Suskind: White House bars access

For Pulitzer Prize-winning journalist Ron Suskind, a knack for challenging the authorities -- and sometimes infuriating them in the process -- evolved well before his first professional words were printed.

While an undergraduate at the University of Virginia in the late 1970s and early 1980s, Suskind recalled during an interview yesterday afternoon, he defied convention in a way unsuitable to the school's tradition-steeped Southern ideals.

Suskind launched a campaign to eradicate the school's venerated honor code, instated before the start of the Civil War.

The move, he said, led to student protest and alumni outrage, culminating in death threats toward him before meeting defeat. What stayed intact, however, was the now-acclaimed writer's drive to push the given limits.

Now in his third stint as the College's journalist-in-residence, Suskind spoke at length of this objective -- the need to always get to the deeper story -- and its impact on his relations with the White House under President George W. Bush to a full crowd yesterday at the Rockefeller Center.

"I need to learn the 'good reasons' for why you do what you do," Suskind said, referencing reporters' requests for access to multiple sources who can inform them of policy moves and rationales, providing better understanding of what makes public figures -- from political advisers to the Sept. 11 terrorists -- operate.

This is something, he added, that the current Administration refuses to allow.

"They made clear that they feel that there is no inherent value -- zero -- to the great American ideal of public dialogue," he said.

Despite this roadblock, Suskind was able to deeply engage Bush's staff in two extended Esquire magazine feature articles on top advisers Karen Hughes and Karl Rove.

The pieces, he said, revealed frank, candid discussions with a staff run on Rove's framework, hostile to policy talk and extremely centralized.

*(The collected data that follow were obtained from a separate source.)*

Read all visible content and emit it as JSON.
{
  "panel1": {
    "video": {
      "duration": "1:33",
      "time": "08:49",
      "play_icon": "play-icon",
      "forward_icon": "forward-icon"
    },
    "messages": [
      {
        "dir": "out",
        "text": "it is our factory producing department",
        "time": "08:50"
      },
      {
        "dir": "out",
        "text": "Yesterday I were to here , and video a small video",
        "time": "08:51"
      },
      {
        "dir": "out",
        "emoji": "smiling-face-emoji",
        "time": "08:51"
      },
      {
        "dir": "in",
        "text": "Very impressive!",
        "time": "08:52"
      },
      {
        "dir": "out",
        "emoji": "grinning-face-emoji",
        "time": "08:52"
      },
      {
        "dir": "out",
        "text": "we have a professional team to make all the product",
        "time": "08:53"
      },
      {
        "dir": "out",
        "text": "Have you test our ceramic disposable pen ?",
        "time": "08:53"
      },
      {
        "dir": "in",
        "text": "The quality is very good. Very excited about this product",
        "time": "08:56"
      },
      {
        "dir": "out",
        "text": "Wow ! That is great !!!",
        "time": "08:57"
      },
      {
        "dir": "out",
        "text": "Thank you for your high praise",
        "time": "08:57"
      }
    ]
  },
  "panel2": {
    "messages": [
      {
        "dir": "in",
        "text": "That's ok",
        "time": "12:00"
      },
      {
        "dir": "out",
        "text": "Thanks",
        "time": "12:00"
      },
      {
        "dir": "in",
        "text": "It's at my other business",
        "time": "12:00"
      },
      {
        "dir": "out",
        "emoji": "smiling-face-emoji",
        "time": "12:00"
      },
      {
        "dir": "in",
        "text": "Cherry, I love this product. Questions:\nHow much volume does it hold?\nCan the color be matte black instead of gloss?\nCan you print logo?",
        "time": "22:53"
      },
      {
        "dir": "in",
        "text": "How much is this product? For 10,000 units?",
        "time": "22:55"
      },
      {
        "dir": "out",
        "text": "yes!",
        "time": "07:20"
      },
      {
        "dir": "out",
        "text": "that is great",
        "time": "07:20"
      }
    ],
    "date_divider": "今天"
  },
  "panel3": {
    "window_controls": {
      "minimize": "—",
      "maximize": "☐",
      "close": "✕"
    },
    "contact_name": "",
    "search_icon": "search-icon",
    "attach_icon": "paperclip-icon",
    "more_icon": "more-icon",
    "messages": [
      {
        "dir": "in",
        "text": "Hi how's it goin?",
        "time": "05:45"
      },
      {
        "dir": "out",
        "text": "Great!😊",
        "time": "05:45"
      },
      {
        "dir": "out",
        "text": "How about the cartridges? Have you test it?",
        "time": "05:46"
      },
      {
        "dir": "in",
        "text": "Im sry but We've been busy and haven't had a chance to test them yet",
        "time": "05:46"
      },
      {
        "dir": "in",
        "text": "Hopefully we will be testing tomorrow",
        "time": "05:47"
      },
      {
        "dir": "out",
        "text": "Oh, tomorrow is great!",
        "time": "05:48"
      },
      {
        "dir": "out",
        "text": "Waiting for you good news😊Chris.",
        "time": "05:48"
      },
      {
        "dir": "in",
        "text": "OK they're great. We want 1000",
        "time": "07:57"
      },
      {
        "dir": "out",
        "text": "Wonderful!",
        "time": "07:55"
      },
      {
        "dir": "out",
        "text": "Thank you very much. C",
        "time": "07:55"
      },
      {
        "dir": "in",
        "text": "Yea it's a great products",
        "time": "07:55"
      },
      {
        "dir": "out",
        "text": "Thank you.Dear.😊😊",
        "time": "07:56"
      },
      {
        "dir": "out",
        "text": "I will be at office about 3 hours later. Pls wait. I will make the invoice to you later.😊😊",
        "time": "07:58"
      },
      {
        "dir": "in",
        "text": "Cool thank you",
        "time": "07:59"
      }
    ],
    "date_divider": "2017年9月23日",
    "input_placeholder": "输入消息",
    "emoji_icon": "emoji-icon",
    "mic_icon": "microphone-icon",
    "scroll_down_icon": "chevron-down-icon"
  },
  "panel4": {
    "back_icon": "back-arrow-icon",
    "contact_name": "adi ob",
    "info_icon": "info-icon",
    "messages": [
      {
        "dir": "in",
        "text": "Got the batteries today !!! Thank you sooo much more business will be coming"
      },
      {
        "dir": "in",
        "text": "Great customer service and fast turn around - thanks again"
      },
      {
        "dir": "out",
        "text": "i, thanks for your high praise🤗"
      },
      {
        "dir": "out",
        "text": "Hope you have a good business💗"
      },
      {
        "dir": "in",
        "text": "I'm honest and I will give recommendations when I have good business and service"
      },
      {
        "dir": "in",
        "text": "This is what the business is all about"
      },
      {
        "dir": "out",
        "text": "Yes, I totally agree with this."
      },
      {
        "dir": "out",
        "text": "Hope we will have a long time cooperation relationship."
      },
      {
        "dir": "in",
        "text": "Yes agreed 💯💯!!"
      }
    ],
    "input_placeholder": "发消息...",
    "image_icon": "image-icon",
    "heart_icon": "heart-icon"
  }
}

At the same time, Suskind's stories broiled controversy. The first led to a credibility attack by the White House's chief of staff Andrew Card, which Card later withdrew. In an earlier interview for the story, Card had revealed serious problems in the White House's balance of power following Hughes' departure.

"It was a public wrestling match with the Bush Administration," Suskind said, drawing a comparison to the previous eight years at the White House, in which discourse among officials and the media was plentiful and revealing.

"The Clinton Administration was just a sieve," he said. "It was great -- in terms of policy, they were distinctively candid."

With "countless portals" for journalists to get at the reasons driving policy during the Clinton years, Suskind said, information flowed freely and a greater level of understanding could be attained.

But with Bush's arrival, "people were feeling managed with tactical force," he said. A different sort of politics took over -- one of intimidation -- and has dominated journalists' dealings with the White House since.

"The Administration has been very good with managing its message and providing a command-and-control structure," Suskind said, adding that he views himself as "in some small measure, a wrench in the gears of that machine."

Information is only released on a "need-to-know" basis, Suskind said, characterizing Rove's handling of media relations as "the reign of the Mayberry Machia-vellis."

"Reality-based dialogue," he added, "is considered an actionable offense."

Suskind said that by using intimidation tactics, Rove forced a main, high-profile source in the January 2003 Esquire story about him to commit public political suicide.

John DiIulio, one of Bush's most respected domestic policy advisers, had written a 3,000 word, on-the-record memo to Suskind on the inside happenings of the White House -- one devoid of "white papers" and policy discussions and unfriendly toward the aid of experts.

When his words were printed in Esquire, he was pressured by Rove to recant, Suskind said, ultimately dismissing everything he had written himself as "baseless and groundless."

"It's not about being right," Suskind said. "It's about 'we will because we can.' It's about energizing the base -- preservation and expansion of power."